Curious Why Benz Micro Slid Into Obscurity

I remember there was a time when Benz Micro was one of the more prominent cartridge manufacturers out there. The Ace and Glider sure were popular cartridges. Then there was a hiatus in production. The company recognition seems to have never recovered. There are still new cartridges for sale on the various sites. But none of ther upper tier cartridges seem to gather the same recognition or praise that the earlier cartridges did. 

Is perception of them changed that much, or is it the fact that the brand has aged out? Are the designs that dated to where people no longer believe quality and value are there?

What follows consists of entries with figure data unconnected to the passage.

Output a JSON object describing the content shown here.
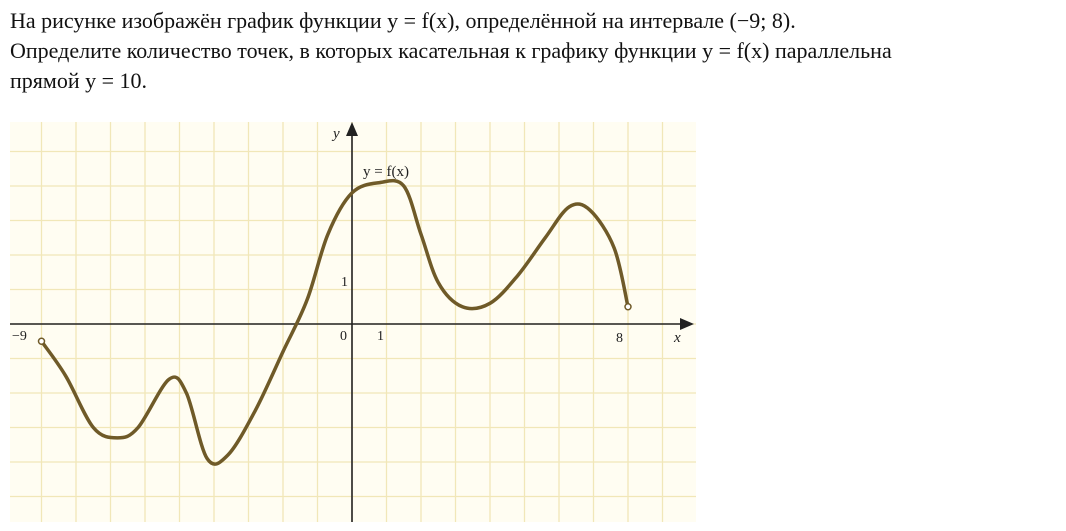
{
  "problem": {
    "line1": "На рисунке изображён график функции y = f(x), определённой на интервале (−9; 8).",
    "line2": "Определите количество точек, в которых касательная к графику функции y = f(x) параллельна",
    "line3": "прямой y = 10."
  },
  "chart_data": {
    "type": "line",
    "title": "",
    "xlabel": "x",
    "ylabel": "y",
    "curve_label": "y = f(x)",
    "x_domain": [
      -9,
      8
    ],
    "xlim": [
      -10,
      10
    ],
    "ylim": [
      -6,
      6
    ],
    "grid": true,
    "tick_labels": {
      "x_neg": "−9",
      "origin": "0",
      "x_one": "1",
      "x_end": "8",
      "y_one": "1"
    },
    "series": [
      {
        "points": [
          [
            -9,
            -0.5
          ],
          [
            -8.3,
            -1.5
          ],
          [
            -7.5,
            -3
          ],
          [
            -6.8,
            -3.3
          ],
          [
            -6.2,
            -3
          ],
          [
            -5.3,
            -1.6
          ],
          [
            -4.8,
            -2
          ],
          [
            -4.2,
            -3.9
          ],
          [
            -3.6,
            -3.8
          ],
          [
            -2.8,
            -2.5
          ],
          [
            -2,
            -0.8
          ],
          [
            -1.3,
            0.7
          ],
          [
            -0.7,
            2.6
          ],
          [
            0,
            3.8
          ],
          [
            0.8,
            4.1
          ],
          [
            1.5,
            4
          ],
          [
            2,
            2.6
          ],
          [
            2.5,
            1.2
          ],
          [
            3.2,
            0.5
          ],
          [
            4,
            0.6
          ],
          [
            4.8,
            1.4
          ],
          [
            5.6,
            2.5
          ],
          [
            6.3,
            3.4
          ],
          [
            6.9,
            3.3
          ],
          [
            7.6,
            2.2
          ],
          [
            8,
            0.5
          ]
        ]
      }
    ],
    "colors": {
      "curve": "#6f5a28",
      "grid": "#f1e7b8",
      "axes": "#222222",
      "paper": "#fffdf2"
    }
  }
}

Great thread, I'm learning all about my Benz Gliders! I've got one of the originals, .9mv output with no letter/number on it, and an H2 which is, I think 2.5mv output. I'm currently using the .9mv OG Glider with a Graham Slee Gram Amp 2SE and a Lounge Copla headamp. It sounds really nice but I feel like I'm not hearing all this cartridge can do. Would the right SUT do, or is the Graham Amp too much of a limitation? And if a SUT would do, which one for this cart? The SUT math just... well it hurts my brain to be honest. Rest of my system is a rewired Rega RB300, Linn LP12, Schiit Aegir, Zu DW6.

It’s impossible to help with your question about using a SUT with a Benz Glider, because there are so many versions of the Glider. Can you be more specific? What is the voltage output and what is the internal resistance or impedance? The original Glider was a high output MC. I found it underwhelming.

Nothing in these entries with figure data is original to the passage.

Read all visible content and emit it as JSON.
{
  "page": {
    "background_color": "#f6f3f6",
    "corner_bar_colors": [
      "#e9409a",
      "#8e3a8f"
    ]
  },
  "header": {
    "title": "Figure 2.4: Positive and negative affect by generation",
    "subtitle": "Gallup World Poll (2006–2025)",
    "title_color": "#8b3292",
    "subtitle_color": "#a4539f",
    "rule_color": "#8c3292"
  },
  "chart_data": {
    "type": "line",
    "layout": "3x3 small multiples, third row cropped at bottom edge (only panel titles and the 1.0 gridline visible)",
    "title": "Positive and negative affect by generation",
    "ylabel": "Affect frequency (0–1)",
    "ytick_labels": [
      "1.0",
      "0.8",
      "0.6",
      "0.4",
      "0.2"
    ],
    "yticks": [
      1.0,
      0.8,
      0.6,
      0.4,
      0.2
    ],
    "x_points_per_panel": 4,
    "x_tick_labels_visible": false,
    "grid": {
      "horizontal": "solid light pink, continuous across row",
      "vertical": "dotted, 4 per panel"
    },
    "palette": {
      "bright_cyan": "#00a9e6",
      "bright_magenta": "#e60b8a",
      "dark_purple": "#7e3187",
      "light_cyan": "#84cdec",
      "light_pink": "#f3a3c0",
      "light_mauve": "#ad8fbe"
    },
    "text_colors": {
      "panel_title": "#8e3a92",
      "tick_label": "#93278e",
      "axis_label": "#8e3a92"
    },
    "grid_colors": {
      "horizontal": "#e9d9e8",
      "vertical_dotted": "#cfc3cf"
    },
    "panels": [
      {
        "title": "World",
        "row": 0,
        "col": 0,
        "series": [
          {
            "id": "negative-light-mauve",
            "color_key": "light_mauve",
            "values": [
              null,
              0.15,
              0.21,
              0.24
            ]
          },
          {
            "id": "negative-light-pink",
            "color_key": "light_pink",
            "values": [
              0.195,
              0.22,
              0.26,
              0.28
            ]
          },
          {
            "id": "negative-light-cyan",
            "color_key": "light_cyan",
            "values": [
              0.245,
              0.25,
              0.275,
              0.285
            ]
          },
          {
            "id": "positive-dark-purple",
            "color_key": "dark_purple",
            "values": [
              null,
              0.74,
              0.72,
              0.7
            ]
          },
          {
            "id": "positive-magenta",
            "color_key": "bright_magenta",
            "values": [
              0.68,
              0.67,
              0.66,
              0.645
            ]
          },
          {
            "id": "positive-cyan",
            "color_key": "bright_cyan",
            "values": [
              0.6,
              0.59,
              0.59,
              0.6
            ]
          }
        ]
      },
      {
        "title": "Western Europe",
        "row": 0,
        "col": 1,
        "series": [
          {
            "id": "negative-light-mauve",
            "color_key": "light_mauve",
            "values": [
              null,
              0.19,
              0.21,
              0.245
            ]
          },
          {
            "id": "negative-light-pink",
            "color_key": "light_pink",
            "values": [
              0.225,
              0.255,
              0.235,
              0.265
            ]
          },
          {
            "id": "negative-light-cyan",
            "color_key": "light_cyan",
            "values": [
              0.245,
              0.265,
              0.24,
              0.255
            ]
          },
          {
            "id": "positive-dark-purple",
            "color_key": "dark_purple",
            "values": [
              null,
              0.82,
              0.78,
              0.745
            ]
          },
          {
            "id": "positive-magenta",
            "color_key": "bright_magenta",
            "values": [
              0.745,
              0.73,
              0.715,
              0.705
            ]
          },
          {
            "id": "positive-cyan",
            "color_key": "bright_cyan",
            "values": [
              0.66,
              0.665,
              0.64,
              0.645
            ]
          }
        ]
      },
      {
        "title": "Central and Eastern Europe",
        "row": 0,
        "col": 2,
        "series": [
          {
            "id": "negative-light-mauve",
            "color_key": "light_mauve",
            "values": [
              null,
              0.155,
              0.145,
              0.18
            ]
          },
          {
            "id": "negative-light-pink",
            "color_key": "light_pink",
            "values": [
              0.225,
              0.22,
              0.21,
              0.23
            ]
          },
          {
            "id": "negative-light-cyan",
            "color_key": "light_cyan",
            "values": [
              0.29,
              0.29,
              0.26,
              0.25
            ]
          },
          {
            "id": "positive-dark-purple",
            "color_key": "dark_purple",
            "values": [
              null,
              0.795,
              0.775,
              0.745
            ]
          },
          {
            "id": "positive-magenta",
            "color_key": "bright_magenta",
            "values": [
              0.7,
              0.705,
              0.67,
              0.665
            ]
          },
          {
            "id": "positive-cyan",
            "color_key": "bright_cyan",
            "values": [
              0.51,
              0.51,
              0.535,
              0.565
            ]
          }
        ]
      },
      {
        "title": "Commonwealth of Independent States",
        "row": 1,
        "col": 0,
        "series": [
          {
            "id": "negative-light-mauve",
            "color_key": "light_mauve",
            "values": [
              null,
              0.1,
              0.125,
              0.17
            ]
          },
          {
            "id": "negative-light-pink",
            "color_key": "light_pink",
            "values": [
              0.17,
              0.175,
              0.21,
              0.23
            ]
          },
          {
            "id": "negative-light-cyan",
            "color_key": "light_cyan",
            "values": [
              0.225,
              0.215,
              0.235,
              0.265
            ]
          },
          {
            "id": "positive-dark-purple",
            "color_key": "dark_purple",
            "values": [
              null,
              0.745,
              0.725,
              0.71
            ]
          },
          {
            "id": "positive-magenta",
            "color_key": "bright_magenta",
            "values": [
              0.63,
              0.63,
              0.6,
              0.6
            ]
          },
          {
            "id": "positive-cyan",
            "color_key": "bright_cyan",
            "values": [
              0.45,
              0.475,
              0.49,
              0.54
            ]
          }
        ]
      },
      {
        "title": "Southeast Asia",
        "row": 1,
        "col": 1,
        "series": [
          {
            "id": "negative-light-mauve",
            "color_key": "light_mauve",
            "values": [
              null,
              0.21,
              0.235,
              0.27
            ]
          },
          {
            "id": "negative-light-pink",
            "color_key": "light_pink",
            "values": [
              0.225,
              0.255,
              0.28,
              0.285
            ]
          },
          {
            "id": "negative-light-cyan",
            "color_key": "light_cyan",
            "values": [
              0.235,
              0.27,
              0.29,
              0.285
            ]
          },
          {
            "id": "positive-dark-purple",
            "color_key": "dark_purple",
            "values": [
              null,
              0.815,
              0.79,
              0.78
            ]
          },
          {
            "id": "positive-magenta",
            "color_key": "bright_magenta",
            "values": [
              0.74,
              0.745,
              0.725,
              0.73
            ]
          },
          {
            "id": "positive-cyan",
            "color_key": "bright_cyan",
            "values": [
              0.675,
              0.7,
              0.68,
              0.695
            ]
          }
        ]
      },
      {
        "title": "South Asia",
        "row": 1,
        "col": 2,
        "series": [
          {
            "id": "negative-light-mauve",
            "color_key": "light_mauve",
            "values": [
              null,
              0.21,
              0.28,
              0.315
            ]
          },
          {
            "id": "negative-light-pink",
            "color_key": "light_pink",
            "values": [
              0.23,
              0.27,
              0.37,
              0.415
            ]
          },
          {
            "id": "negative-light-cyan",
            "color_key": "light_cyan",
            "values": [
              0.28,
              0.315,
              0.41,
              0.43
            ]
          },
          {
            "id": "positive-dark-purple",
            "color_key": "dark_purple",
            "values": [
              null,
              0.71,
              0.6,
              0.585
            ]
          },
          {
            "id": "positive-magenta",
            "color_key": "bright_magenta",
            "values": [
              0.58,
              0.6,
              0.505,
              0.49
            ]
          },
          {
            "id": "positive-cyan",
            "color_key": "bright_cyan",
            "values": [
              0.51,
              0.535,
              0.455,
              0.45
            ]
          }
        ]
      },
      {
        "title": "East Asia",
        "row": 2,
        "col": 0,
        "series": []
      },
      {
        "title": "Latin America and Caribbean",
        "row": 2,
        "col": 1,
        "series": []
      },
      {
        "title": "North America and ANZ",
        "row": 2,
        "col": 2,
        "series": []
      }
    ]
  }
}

Sorry -- should have included the internal impedance as well. Output voltage is .9mv and Internal Impedance is 41 ohms. This is from the spec sheet included with the cartridge.

So if you used a 1:10 SUT, that would work because you would still be OK as far as the ratio of output R to input R. (If the MM phono stage provides a 47K ohm resistance at its input, a 1:10 SUT would result in the cartridge seeing a 470 ohm load, where the load is equal to the MM load resistance (47K) divided by the turns ratio squared, which is in this case, 100. 47,000/100 = 470 ohms, which is a bit more than 10X the 41 ohm internal resistance of the cartridge. However, the phono stage would then have to handle the nominal 9mV output of the cartridge plus SUT. Actually, most MM stages can do that, but beware of overloading the phono stage, because 9mV is correct for a specific stylus velocity. On complex music or during crescendos, the output of the cartridge might far exceed 9mV, and the stage might overload on peaks.